Scientific classification
- Kingdom: Animalia
- Phylum: Chordata
- Class: Amphibia
- Order: Anura
- Family: Hylidae
- Genus: Plectrohyla
- Species: P. hartwegi
- Binomial name: Plectrohyla hartwegi Duellman, 1968

= Plectrohyla hartwegi =

- Authority: Duellman, 1968
- Conservation status: EN

Species of frog

Plectrohyla hartwegi (common name: Hartweg's spikethumb frog) is a species of frog in the family Hylidae.
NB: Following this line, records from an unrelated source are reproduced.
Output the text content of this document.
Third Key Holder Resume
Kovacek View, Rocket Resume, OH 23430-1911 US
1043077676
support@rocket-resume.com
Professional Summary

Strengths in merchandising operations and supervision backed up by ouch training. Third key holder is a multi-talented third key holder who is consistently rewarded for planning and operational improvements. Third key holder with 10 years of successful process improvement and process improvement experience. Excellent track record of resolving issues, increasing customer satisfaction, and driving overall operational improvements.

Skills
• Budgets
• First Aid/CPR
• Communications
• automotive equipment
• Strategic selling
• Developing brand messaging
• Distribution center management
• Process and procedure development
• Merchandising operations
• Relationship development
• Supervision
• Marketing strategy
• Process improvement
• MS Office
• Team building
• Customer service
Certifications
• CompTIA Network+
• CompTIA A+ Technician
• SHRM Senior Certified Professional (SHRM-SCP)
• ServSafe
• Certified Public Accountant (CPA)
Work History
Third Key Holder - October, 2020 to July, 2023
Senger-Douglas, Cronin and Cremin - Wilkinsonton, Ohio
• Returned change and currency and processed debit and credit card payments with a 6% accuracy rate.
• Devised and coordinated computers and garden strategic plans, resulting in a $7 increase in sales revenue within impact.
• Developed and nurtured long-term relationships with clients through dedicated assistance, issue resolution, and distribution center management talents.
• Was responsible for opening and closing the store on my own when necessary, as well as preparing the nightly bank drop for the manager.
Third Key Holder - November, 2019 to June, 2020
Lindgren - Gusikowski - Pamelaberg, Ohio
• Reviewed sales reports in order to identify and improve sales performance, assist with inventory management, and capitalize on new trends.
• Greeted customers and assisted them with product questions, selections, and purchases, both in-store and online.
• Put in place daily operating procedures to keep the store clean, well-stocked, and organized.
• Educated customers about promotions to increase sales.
It is found in the Sierra Madre de Chiapas and eastern Oaxaca in Mexico, Sierra de los Cuchumatanes in western Guatemala as well as Sierra de las Minas in eastern Guatemala, and Sierra de Omoa in southwestern Honduras. It might be a composite of two or more species.

==Etymology and history==
This species is named after Norman Hartweg, American herpetologist. The holotype, collected by Eizi Matuda in 1941, was sent to Hartweg, who recognized it as unique but did not want to describe a new species based on just one specimen. The species was eventually described in 1968 by William E. Duellman, after further specimens had become available.

==Description==
The type series consisted of three specimens, an adult male (holotype) measuring 64 mm in snout–vent length (SVL), and two subadult males measuring 42 and 48 mm SVL. Based on further specimens, adult males reach 76 mm SVL and females 77 mm SVL. The body is robust. The head is slightly wider than long and as wide as the body; the snout is short. The eyes are large. The heavy supra-tympanic fold covers the upper edge of the tympanum. The dorsal coloration varies is dull olive-brown, olive-green, or pale green. About one fifth of individuals have irregular pale bronze-tan spots on the dorsum and the limbs. The prepollex (the "spikethumb") in males is massive and bifid.

==Habitat and conservation==
Its natural habitats are high-elevation (925–2700 m above sea level) cloud forests near rocky mountain streams, its breeding habitat. It has disappeared from some locations and appears to be on decline. The reasons are probably chytridiomycosis as well as habitat loss. The Mexican law protects it under the "Special Protection" category.